[Python-3000] locale-aware strings ?

Wed Sep 6 02:32:28 CEST 2006

Guido van Rossum wrote:
> On 9/5/06, Paul Prescod <paul at prescod.net> wrote:
> 
>> Beyond all of that: It just seems wrong to me that I could send someone a
>> bunch of files and a Python program and their results processing them
>> would be different from mine, despite the fact that we run the same version of
>> Python on the same operating system.
> 
> And it seems just as wrong if Python doesn't do what the user expects.
> If I were a beginning Python user, I'd hate it if I had prepared a
> simple data file in vi or notepad and my Python program wouldn't read
> it right because Python's idea of encoding differs from my editor's.

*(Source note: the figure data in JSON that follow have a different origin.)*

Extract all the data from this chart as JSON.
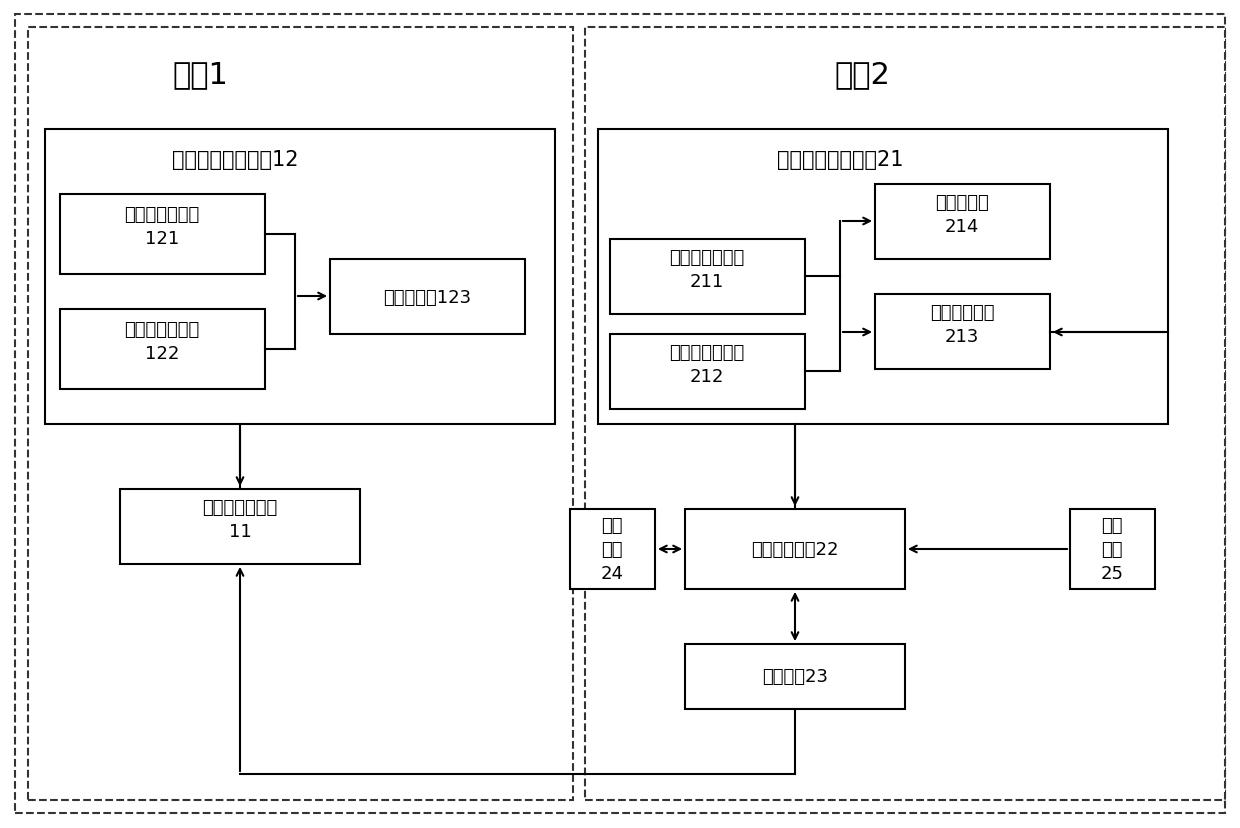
{
  "bg_color": "#ffffff",
  "title_master": "主机1",
  "title_slave": "从机2",
  "box_master_module": "主机数据采集模块12",
  "box_slave_module": "从机数据采集模块21",
  "box_cpu": "核心处理器模块\n11",
  "box_v121": "主机电压传感器\n121",
  "box_i122": "主机电流传感器\n122",
  "box_daq123": "数据采集卡123",
  "box_v211": "从机电压传感器\n211",
  "box_i212": "从机电流传感器\n212",
  "box_pll214": "锁相环电路\n214",
  "box_sig213": "信号调理电路\n213",
  "box_disp24": "显示\n模块\n24",
  "box_proc22": "数据处理模块22",
  "box_comm23": "通讯模块23",
  "box_pwr25": "电源\n模块\n25"
}
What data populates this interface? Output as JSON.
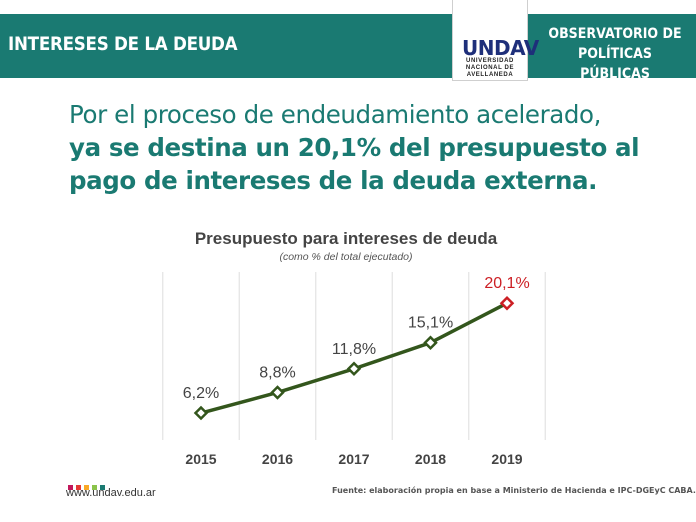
{
  "header": {
    "title": "INTERESES DE LA DEUDA",
    "logo": {
      "mark": "UNDAV",
      "lines": [
        "UNIVERSIDAD",
        "NACIONAL DE",
        "AVELLANEDA"
      ]
    },
    "observatorio_line1": "OBSERVATORIO DE",
    "observatorio_line2": "POLÍTICAS PÚBLICAS"
  },
  "headline": {
    "line1": "Por el proceso de endeudamiento acelerado,",
    "line2": "ya se destina un 20,1% del presupuesto al",
    "line3": "pago de intereses de la deuda externa."
  },
  "chart_data": {
    "type": "line",
    "title": "Presupuesto para intereses de deuda",
    "subtitle": "(como % del total ejecutado)",
    "categories": [
      "2015",
      "2016",
      "2017",
      "2018",
      "2019"
    ],
    "values": [
      6.2,
      8.8,
      11.8,
      15.1,
      20.1
    ],
    "data_labels": [
      "6,2%",
      "8,8%",
      "11,8%",
      "15,1%",
      "20,1%"
    ],
    "ylim": [
      0,
      22
    ],
    "grid": "vertical",
    "legend": "none",
    "colors": {
      "line": "#33561c",
      "highlight": "#cc1f24",
      "grid": "#e3e3e3",
      "label": "#444444"
    }
  },
  "footer": {
    "url": "www.undav.edu.ar",
    "source": "Fuente: elaboración propia en base a Ministerio de Hacienda e IPC-DGEyC CABA.",
    "square_colors": [
      "#c2185b",
      "#e53935",
      "#f9a825",
      "#8bc34a",
      "#1a7a72"
    ]
  },
  "colors": {
    "brand": "#1a7a72",
    "logo": "#1e2f7a"
  }
}
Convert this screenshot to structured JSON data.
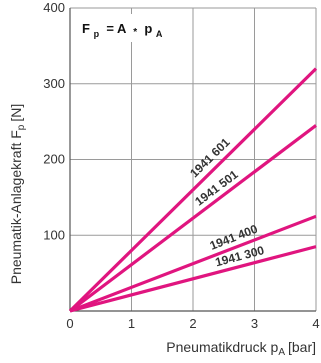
{
  "chart_data": {
    "type": "line",
    "title": "",
    "xlabel": "Pneumatikdruck p",
    "xlabel_sub": "A",
    "xlabel_unit": "[bar]",
    "ylabel": "Pneumatik-Anlagekraft F",
    "ylabel_sub": "p",
    "ylabel_unit": "[N]",
    "xlim": [
      0,
      4
    ],
    "ylim": [
      0,
      400
    ],
    "grid": true,
    "legend": "none",
    "x_ticks": [
      "0",
      "1",
      "2",
      "3",
      "4"
    ],
    "y_ticks": [
      "100",
      "200",
      "300",
      "400"
    ],
    "x_tick_values": [
      0,
      1,
      2,
      3,
      4
    ],
    "y_tick_values": [
      100,
      200,
      300,
      400
    ],
    "annotation": {
      "formula_parts": [
        "F",
        "p",
        " = A ",
        "*",
        " p",
        "A"
      ]
    },
    "line_color": "#e0157f",
    "series": [
      {
        "name": "1941 601",
        "x": [
          0,
          4
        ],
        "y": [
          0,
          320
        ]
      },
      {
        "name": "1941 501",
        "x": [
          0,
          4
        ],
        "y": [
          0,
          245
        ]
      },
      {
        "name": "1941 400",
        "x": [
          0,
          4
        ],
        "y": [
          0,
          125
        ]
      },
      {
        "name": "1941 300",
        "x": [
          0,
          4
        ],
        "y": [
          0,
          85
        ]
      }
    ]
  }
}
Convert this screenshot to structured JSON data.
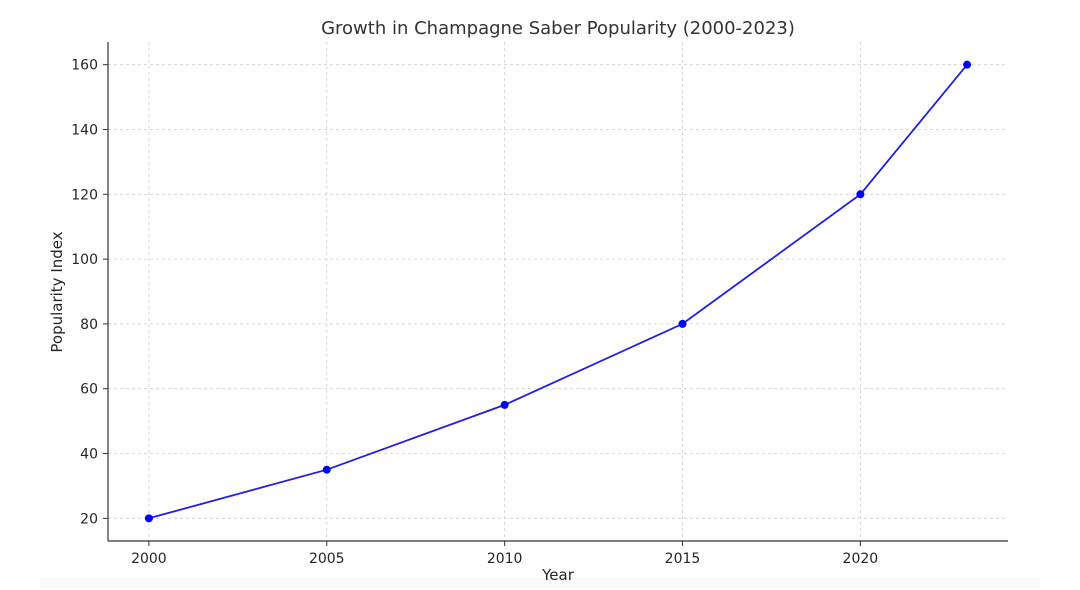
{
  "chart_data": {
    "type": "line",
    "title": "Growth in Champagne Saber Popularity (2000-2023)",
    "xlabel": "Year",
    "ylabel": "Popularity Index",
    "x": [
      2000,
      2005,
      2010,
      2015,
      2020,
      2023
    ],
    "series": [
      {
        "values": [
          20,
          35,
          55,
          80,
          120,
          160
        ]
      }
    ],
    "xlim": [
      1998.85,
      2024.15
    ],
    "ylim": [
      13,
      167
    ],
    "xticks": [
      2000,
      2005,
      2010,
      2015,
      2020
    ],
    "yticks": [
      20,
      40,
      60,
      80,
      100,
      120,
      140,
      160
    ],
    "grid": true,
    "line_color": "#1f1fe6",
    "marker_color": "#0000ff",
    "grid_color": "#cfcfcf",
    "axis_color": "#333333"
  }
}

I don't know about vi, but notepad will open and save files that are not in
the system ("ANSI") encoding just fine. On opening it checks for a BOM and
auto-detects UTF-8 and UTF-16; on saving it will write a BOM if you choose
"Unicode" (UTF-16LE), "Unicode big-endian" (UTF-16BE), or UTF-8 in the
Encoding drop-down box.

This is exactly the behaviour that most users would expect of a well-behaved
Unicode-aware app. It should be as easy as possible to match this behaviour
in a Python program.

> Sorry Paul, I appreciate your standards-driven perspective, but in
> this area I'd rather build in more flexibility than strictly needed,
> than too little. If it turns out that on a particular platform all
> files are in UTF-8, making Python *on that platform* always choose
> UTF-8 is simple enough.

The problem is not the systems where all files are UTF-8, or all files are
another known charset. The problem is the platforms where half of the files
are UTF-8 and half are in some other charset, determined either by type or by
presence of a UTF-8 BOM. This is a *very* common situation, especially for
European users.

Such a user cannot set the locale to UTF-8, because that will break all of
their non-Unicode-aware applications. The Unicode-aware applications typically
have much better support for reading and writing files in charsets that are
not the system default. So in practice the locale has to be set to the "old"
charset during a migration to UTF-8.

(Setting different locales for different applications is far too much hassle.
On Windows, although I believe it is technically possible to do the equivalent
of selecting a UTF-8 locale, most users don't know how to do it, even if they
want to use UTF-8 exclusively.)

-- 
David Hopwood <david.nospam.hopwood at blueyonder.co.uk>